Three-plus hours later, the compassionate reaction from the fans compelled Tigers manager Jim Leyland to wear sunglasses in his office -- likely to hide his tears from TV cameras -- during his postgame news conference.
"I'm proud to be the manager for these fans," Leyland said, choking up. "They showed me a lot of class and it was a hard thing to do."
It wasn't easy for David Huff to do what he did, taking his turn in the rotation after New York's Alex Rodriguez hit a line drive off his head Saturday. Huff struggled -- giving up five runs over three innings -- but took a step toward bouncing back from a scary moment.
"I felt fine out there," he said. "What happened had nothing to do with what happened in New York. I just wasn't locating my pitches."
Brad Thomas (2-0) retired two in the sixth inning for the win.
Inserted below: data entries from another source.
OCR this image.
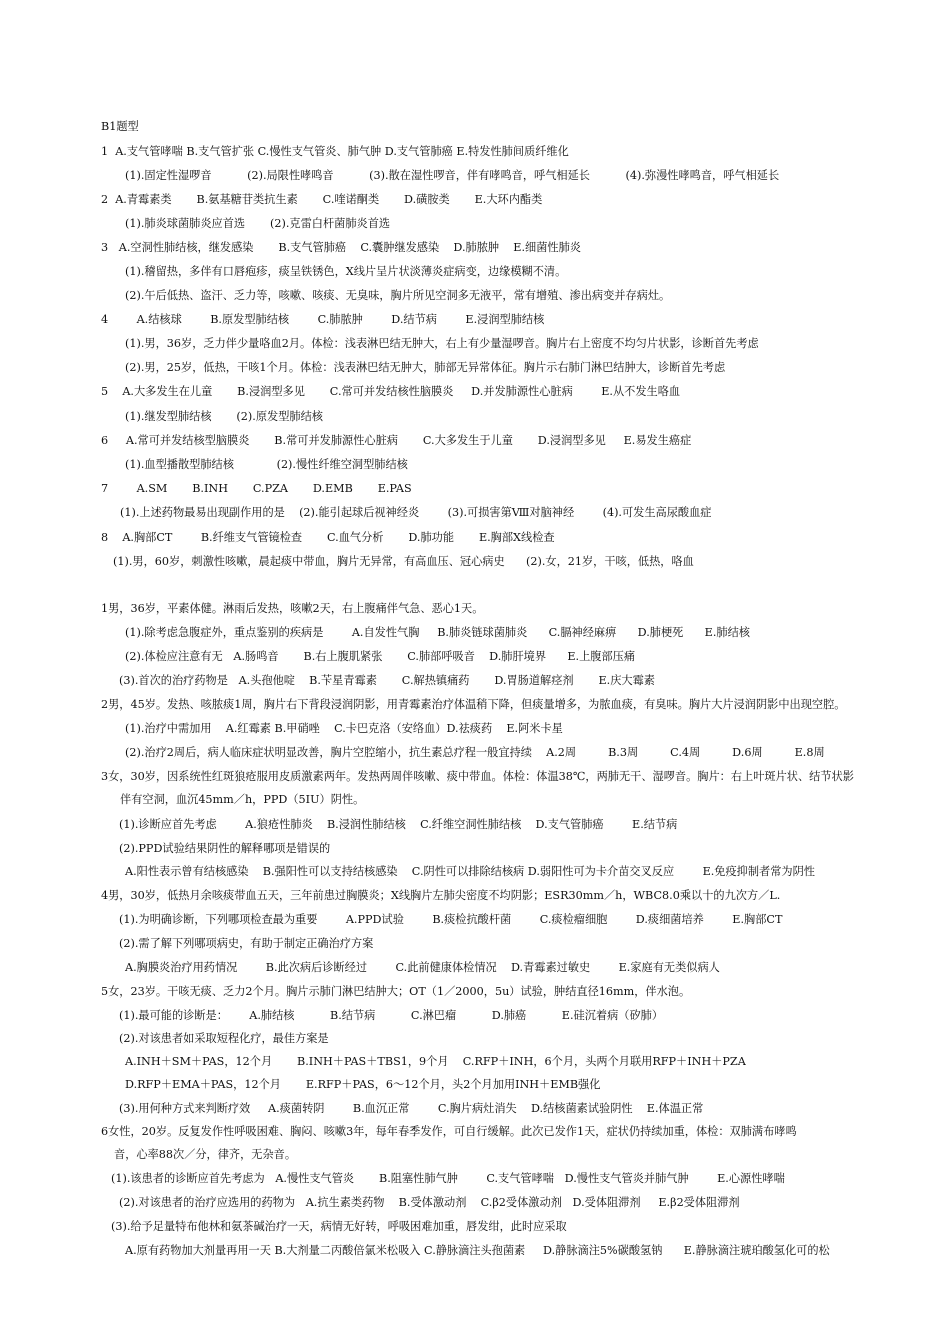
B1题型
1  A.支气管哮喘 B.支气管扩张 C.慢性支气管炎、肺气肿 D.支气管肺癌 E.特发性肺间质纤维化
(1).固定性湿啰音          (2).局限性哮鸣音          (3).散在湿性啰音，伴有哮鸣音，呼气相延长          (4).弥漫性哮鸣音，呼气相延长
2  A.青霉素类       B.氨基糖苷类抗生素       C.喹诺酮类       D.磺胺类       E.大环内酯类
(1).肺炎球菌肺炎应首选       (2).克雷白杆菌肺炎首选
3   A.空洞性肺结核，继发感染       B.支气管肺癌    C.囊肿继发感染    D.肺脓肿    E.细菌性肺炎
(1).稽留热，多伴有口唇疱疹，痰呈铁锈色，X线片呈片状淡薄炎症病变，边缘模糊不清。
(2).午后低热、盗汗、乏力等，咳嗽、咳痰、无臭味，胸片所见空洞多无液平，常有增殖、渗出病变并存病灶。
4        A.结核球        B.原发型肺结核        C.肺脓肿        D.结节病        E.浸润型肺结核
(1).男，36岁，乏力伴少量咯血2月。体检：浅表淋巴结无肿大，右上有少量湿啰音。胸片右上密度不均匀片状影，诊断首先考虑
(2).男，25岁，低热，干咳1个月。体检：浅表淋巴结无肿大，肺部无异常体征。胸片示右肺门淋巴结肿大，诊断首先考虑
5    A.大多发生在儿童       B.浸润型多见       C.常可并发结核性脑膜炎     D.并发肺源性心脏病        E.从不发生咯血
(1).继发型肺结核       (2).原发型肺结核
6     A.常可并发结核型脑膜炎       B.常可并发肺源性心脏病       C.大多发生于儿童       D.浸润型多见     E.易发生癌症
(1).血型播散型肺结核            (2).慢性纤维空洞型肺结核
7        A.SM       B.INH       C.PZA       D.EMB       E.PAS
(1).上述药物最易出现副作用的是    (2).能引起球后视神经炎        (3).可损害第Ⅷ对脑神经        (4).可发生高尿酸血症
8    A.胸部CT        B.纤维支气管镜检查       C.血气分析       D.肺功能       E.胸部X线检查
(1).男，60岁，刺激性咳嗽，晨起痰中带血，胸片无异常，有高血压、冠心病史      (2).女，21岁，干咳，低热，咯血
1男，36岁，平素体健。淋雨后发热，咳嗽2天，右上腹痛伴气急、恶心1天。
(1).除考虑急腹症外，重点鉴别的疾病是        A.自发性气胸     B.肺炎链球菌肺炎      C.膈神经麻痹      D.肺梗死      E.肺结核
(2).体检应注意有无   A.肠鸣音       B.右上腹肌紧张       C.肺部呼吸音    D.肺肝境界      E.上腹部压痛
(3).首次的治疗药物是   A.头孢他啶    B.苄星青霉素       C.解热镇痛药       D.胃肠道解痉剂       E.庆大霉素
2男，45岁。发热、咳脓痰1周，胸片右下背段浸润阴影，用青霉素治疗体温稍下降，但痰量增多，为脓血痰，有臭味。胸片大片浸润阴影中出现空腔。
(1).治疗中需加用    A.红霉素 B.甲硝唑    C.卡巴克洛（安络血）D.祛痰药    E.阿米卡星
(2).治疗2周后，病人临床症状明显改善，胸片空腔缩小，抗生素总疗程一般宜持续    A.2周         B.3周         C.4周         D.6周         E.8周
3女，30岁，因系统性红斑狼疮服用皮质激素两年。发热两周伴咳嗽、痰中带血。体检：体温38℃，两肺无干、湿啰音。胸片：右上叶斑片状、结节状影
伴有空洞，血沉45mm／h，PPD（5IU）阴性。
(1).诊断应首先考虑        A.狼疮性肺炎    B.浸润性肺结核    C.纤维空洞性肺结核    D.支气管肺癌        E.结节病
(2).PPD试验结果阴性的解释哪项是错误的
A.阳性表示曾有结核感染    B.强阳性可以支持结核感染    C.阴性可以排除结核病 D.弱阳性可为卡介苗交叉反应        E.免疫抑制者常为阴性
4男，30岁，低热月余咳痰带血五天，三年前患过胸膜炎；X线胸片左肺尖密度不均阴影；ESR30mm／h，WBC8.0乘以十的九次方／L.
(1).为明确诊断，下列哪项检查最为重要        A.PPD试验        B.痰检抗酸杆菌        C.痰检瘤细胞        D.痰细菌培养        E.胸部CT
(2).需了解下列哪项病史，有助于制定正确治疗方案
A.胸膜炎治疗用药情况        B.此次病后诊断经过        C.此前健康体检情况    D.青霉素过敏史        E.家庭有无类似病人
5女，23岁。干咳无痰、乏力2个月。胸片示肺门淋巴结肿大；OT（1／2000，5u）试验，肿结直径16mm，伴水泡。
(1).最可能的诊断是：      A.肺结核          B.结节病          C.淋巴瘤          D.肺癌          E.硅沉着病（矽肺）
(2).对该患者如采取短程化疗，最佳方案是
A.INH＋SM＋PAS，12个月       B.INH＋PAS＋TBS1，9个月    C.RFP＋INH，6个月，头两个月联用RFP＋INH＋PZA
D.RFP＋EMA＋PAS，12个月       E.RFP＋PAS，6～12个月，头2个月加用INH＋EMB强化
(3).用何种方式来判断疗效     A.痰菌转阴        B.血沉正常        C.胸片病灶消失    D.结核菌素试验阴性    E.体温正常
6女性，20岁。反复发作性呼吸困难、胸闷、咳嗽3年，每年春季发作，可自行缓解。此次已发作1天，症状仍持续加重，体检：双肺满布哮鸣
音，心率88次／分，律齐，无杂音。
(1).该患者的诊断应首先考虑为   A.慢性支气管炎       B.阻塞性肺气肿        C.支气管哮喘   D.慢性支气管炎并肺气肿        E.心源性哮喘
(2).对该患者的治疗应选用的药物为   A.抗生素类药物    B.受体激动剂    C.β2受体激动剂   D.受体阻滞剂     E.β2受体阻滞剂
(3).给予足量特布他林和氨茶碱治疗一天，病情无好转，呼吸困难加重，唇发绀，此时应采取
A.原有药物加大剂量再用一天 B.大剂量二丙酸倍氯米松吸入 C.静脉滴注头孢菌素     D.静脉滴注5%碳酸氢钠      E.静脉滴注琥珀酸氢化可的松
Hector Abriz (0-1) gave up a run on two hits in an inning.
Ordonez had an RBI triple in a three-run third, giving Detroit a 5-1 lead.
The Indians made it 6-all in the fourth -- thanks in part to consecutive errors by third baseman Brandon Inge and Guillen at second -- but let Detroit score in each of the next three innings, including five times in the seventh to turn the game into a rout.
"Obviously, we didn't pitch very well," manager Manny Acta said.
Guillen left the game in the eighth with a bruised left toe. ... Indians All-Star center fielder Grady Sizemore will undergo potential season-ending surgery on his left knee Friday in Colorado. ... Cabrera has an AL-high 51 RBIs and is among league leaders with 16 homers and a .352 average, but isn't embracing Triple Crown talk. "It's too early for that," he said. ... Tigers rookie Austin Jackson had at least three hits and a spectacular back-to-the-plate catch for the second straight game. ... Jason Donald, who was ruled safe on Wednesday night's disputed play, had a hit for the ninth time in 10 games. ... Detroit's Jose Valverde pitched the ninth, extending his streak to 21 games without giving up a run. Todd Jones, who went 22 games without giving up a run, has the longest such streak for the Tigers since 1952.